In my last post I mentioned that I made my decision to continue with my KDE project, Knoware, for the Summer of Code. For those who missed the full description (read it if you get confused), Knoware is a program that will use Bayesian networks to find patterns between Linux system configurations and bug report subscriptions. In this entry I'll provide a little background as well as some more details, plans, and open issues. Since the project has barely started yet, I'm open to input from any direction.

First, some background. I actually envisioned Knoware as a Windows program in high school more than five years ago. At the time I didn't even know Bayes nets existed, just that computers must have the processing power to analyze the thousands of statistics and arrive at a solution. I pictured the interface much like a chat program, since collaboratively working through problem solutions will play a prominent role in the program's success. I even came up with a business plan for it: make it free for users, but provide custom statistics reports to hardware and software companies at a cost (remember, Knoware will know which products are conflicting with one another, the distribution of models and driver versions, and such). I look back on this now and still see it as plausible, but I'm very glad to be developing for a platform I use and enjoy now. More on other aspects of my original vision, like the interface, shortly.

You may have realized that the mention of Windows brings up an interesting point: conceptually, Knoware has very little to do with KDE or even the Linux platform. It could easily be made to work with Windows or Mac OS, and focus on their respective bugs. If it turns out to work as well as expected, you can be sure versions will pop up on other platforms.

The current limitation to Linux and KDE may actually be a benefit in finding accurate statistics. Sure, simultaneously opening up the program to Windows and Mac users would result in a larger database. The problem is that the bug reports and system configurations would be much less focused. The extra input does no good if it's for a completely different problem and coming from a completely different system. If all input configurations have Linux and KDE in common, this will help the users focus on more of the same problems instead of completely unrelated ones.
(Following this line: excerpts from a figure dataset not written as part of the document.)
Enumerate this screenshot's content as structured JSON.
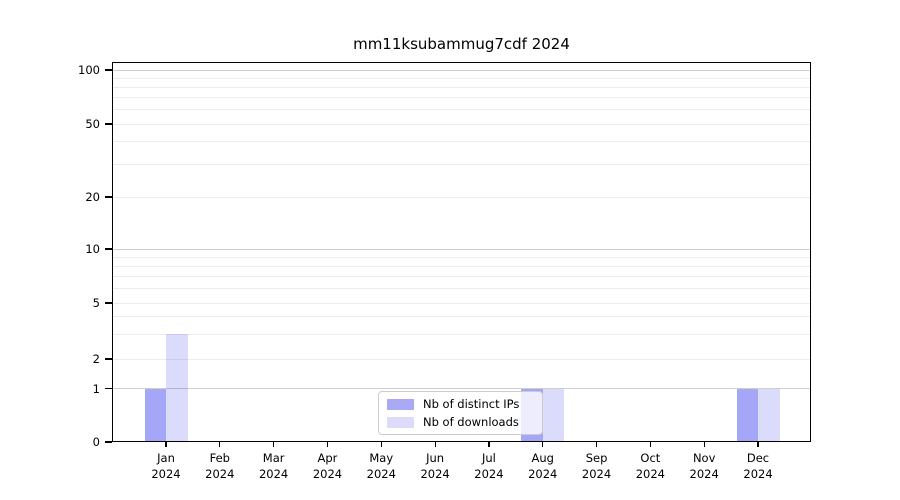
{
  "chart_data": {
    "type": "bar",
    "title": "mm11ksubammug7cdf 2024",
    "categories": [
      "Jan",
      "Feb",
      "Mar",
      "Apr",
      "May",
      "Jun",
      "Jul",
      "Aug",
      "Sep",
      "Oct",
      "Nov",
      "Dec"
    ],
    "year_label": "2024",
    "series": [
      {
        "name": "Nb of distinct IPs",
        "color": "rgba(0,0,235,0.35)",
        "legend_color": "#a9a9f6",
        "values": [
          1,
          0,
          0,
          0,
          0,
          0,
          0,
          1,
          0,
          0,
          0,
          1
        ]
      },
      {
        "name": "Nb of downloads",
        "color": "rgba(0,0,235,0.14)",
        "legend_color": "#dcdcfa",
        "values": [
          3,
          0,
          0,
          0,
          0,
          0,
          0,
          1,
          0,
          0,
          0,
          1
        ]
      }
    ],
    "ylabel": "",
    "xlabel": "",
    "y_scale": "symlog",
    "ylim": [
      0,
      100
    ],
    "y_tick_labels": [
      "100",
      "50",
      "20",
      "10",
      "5",
      "2",
      "1",
      "0"
    ],
    "y_tick_values": [
      100,
      50,
      20,
      10,
      5,
      2,
      1,
      0
    ],
    "minor_grid_values": [
      2,
      3,
      4,
      5,
      6,
      7,
      8,
      9,
      20,
      30,
      40,
      50,
      60,
      70,
      80,
      90
    ],
    "major_grid_values": [
      1,
      10,
      100
    ],
    "grid": "horizontal",
    "legend_position": "lower center"
  },
  "colors": {
    "minor_grid": "#ececec",
    "major_grid": "#cfcfcf",
    "axis": "#000000",
    "background": "#ffffff"
  }
}
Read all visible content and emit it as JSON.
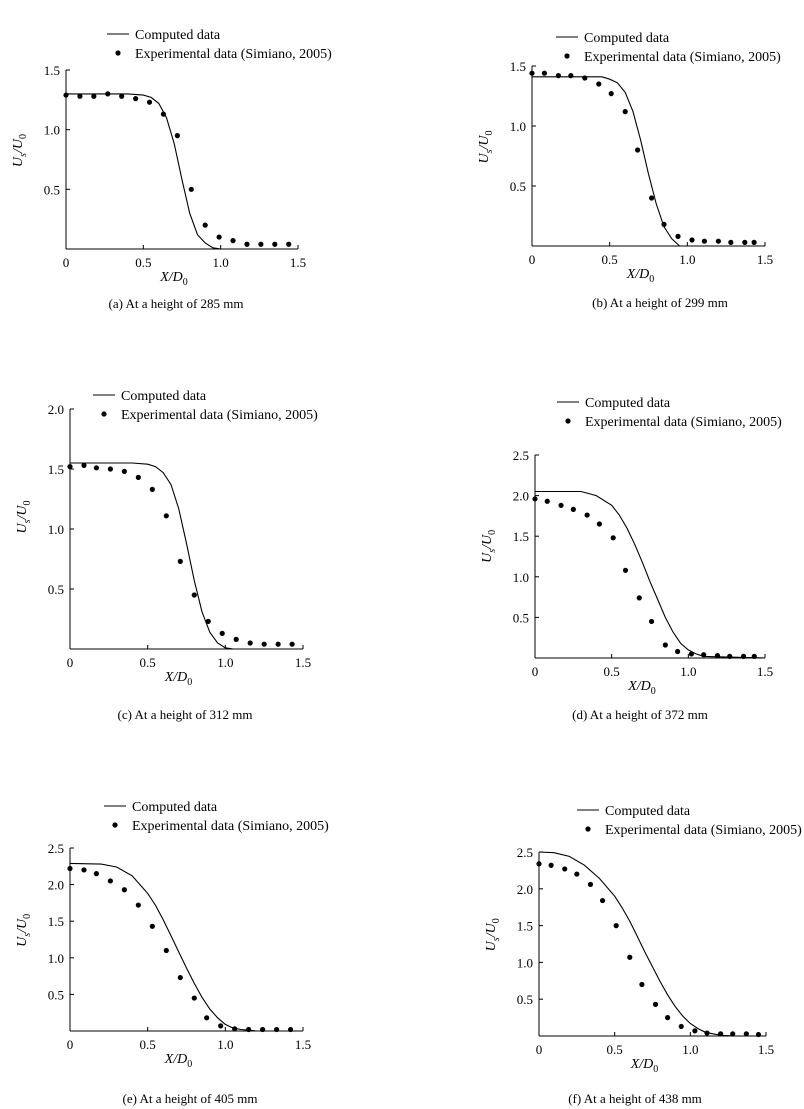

The issue has been raised that it may be hard to gain enough users initially, making it difficult to draw useful conclusions. I'm pretty confident when it comes to this issue. Take for example the site KDE-Forum.org. This forum has more than 8,000 registered users, and this is surely a small fraction of KDE users — the English-speaking vocal minority. If just 2.5% of that vocal minority uses Knoware to report a specific problem, that's 200 configurations to analyze. I'm no expert on Bayes nets (yet), but to me that sounds like a fairly significant data set. And in reality, of course, I picture many more users giving Knoware a try.

One aspect that will help draw in participants is the user interface. My mentor for this project told me to concentrate on this area first, since it will ultimately be the first thing to get a user's attention. In my proposal, I scheduled the user interface toward the end of the summer, so already I've learned something new (about KDE development, at least). Earlier I mentioned that in the past I pictured the user interface much like a chat program. This has changed significantly in my mind, since collaborating with other participants is something the user will only be doing some of the time. The two other main tasks will be scanning — that is, gathering information about the user's system — and browsing for relevant bugs.

Scanning the system is an automated process, but requires the user to specify the level of granularity they will provide, since there is a chance that this information will be made available to other users. It's also possible that the user will need to input some information manually, in case the scanner can't determine an important aspect of the user's system.

Browsing for bugs will hopefully be made easy through searching, live filtering, tagging, and other new trends in navigation. Since the detailed bug reports will need to be created at some point, this process is not just read-only. The interface should therefore assist the user in proper naming and categorization of the problem.

Lastly, I'll discuss possible integration with existing projects. As far as I know, there's nothing out there right now (in the public, at least) which hopes to accomplish the same thing as Knoware. However, there are a few projects which can assist in its goal. KDE has an existing bug tracking system using Bugzilla, and a graphical front-end for it called KBugBuster. While I hope to use more meta-data to make bug browsing easier, there's no sense in completely reinventing the wheel, so this is a likely project I will turn to for integration. Additionally, KDE has a crash handler that tries to make crashes a little more friendly. While crashes are only a tiny fraction of the problems I encounter, I won't rule out the possibility of submitting crash reports to Knoware through this program (much like the Windows crash handler).

Hopefully that puts to rest any questions or doubts out there. As I said, input is welcome during any phase of development.